Since I am a diligent parent I decided to read the book myself before handing it over. I wanted to be sure that there was no inappropriateness in it, no teenage fantasies about girls that I can’t yet imagine my son having. Not that he’s a saint. Just that he’s only 11 and only just and I’d like him to enjoy his youth for just the shortest little while.
Anyway, so I picked up the book last night and started reading and before I could blink I was immersed in the most wonderful true to life story filled with multi-dimensional characters who all resonated otherness in different ways. I loved the ordinariness of this Greek family and the ordinariness of their concerns. And I loved the way they cared for one another, often without showing it, but nonetheless it was there, hidden in dark corners.

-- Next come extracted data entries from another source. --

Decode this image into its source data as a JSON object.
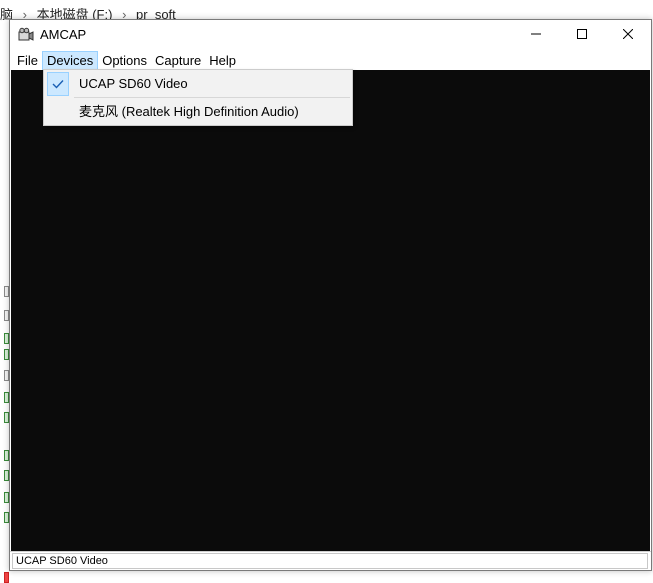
{
  "background": {
    "breadcrumb": [
      "脑",
      "›",
      "本地磁盘 (F:)",
      "›",
      "pr_soft"
    ]
  },
  "window": {
    "title": "AMCAP",
    "app_icon": "camera-icon",
    "controls": {
      "minimize_icon": "minimize-icon",
      "maximize_icon": "maximize-icon",
      "close_icon": "close-icon"
    }
  },
  "menubar": {
    "items": [
      {
        "label": "File"
      },
      {
        "label": "Devices"
      },
      {
        "label": "Options"
      },
      {
        "label": "Capture"
      },
      {
        "label": "Help"
      }
    ],
    "active": "Devices"
  },
  "devices_menu": {
    "items": [
      {
        "label": "UCAP SD60 Video",
        "checked": true
      },
      {
        "label": "麦克风 (Realtek High Definition Audio)",
        "checked": false
      }
    ]
  },
  "statusbar": {
    "text": "UCAP SD60 Video"
  },
  "colors": {
    "video_bg": "#0b0b0b",
    "menu_highlight": "#cce8ff",
    "menu_highlight_border": "#99d1ff",
    "dropdown_bg": "#f2f2f2",
    "check_color": "#1a5fb4"
  }
}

This book grabbed me and shook me and kept shaking until I finally put it down, a mere 10 pages from the end just to hold on to the feelings, to savour the specialness and to wait. I let it percolate overnight and then, today, I sat quietly and finished it. And then I breathed.
Will Kostakis is a genius. A writer of the most intense calibre and I have no doubt that if he continues to produce work of this nature, he will shortly be a type of hero for young boys the world over.
I will be giving this book to my son to read and I will be hoping that he has friends like Lucas (or Sticks as he likes to be known) and that even when he and his siblings fight, they always know that family is forever if you want it to be. His grandmothers are never going to impart the beauty of making moussaka, but they will always be there to make him smile and nothing is more important.
I loved this book and I will treasure the story and the way it was told for a very long time and I will be first in line to buy Kostakis’ next book.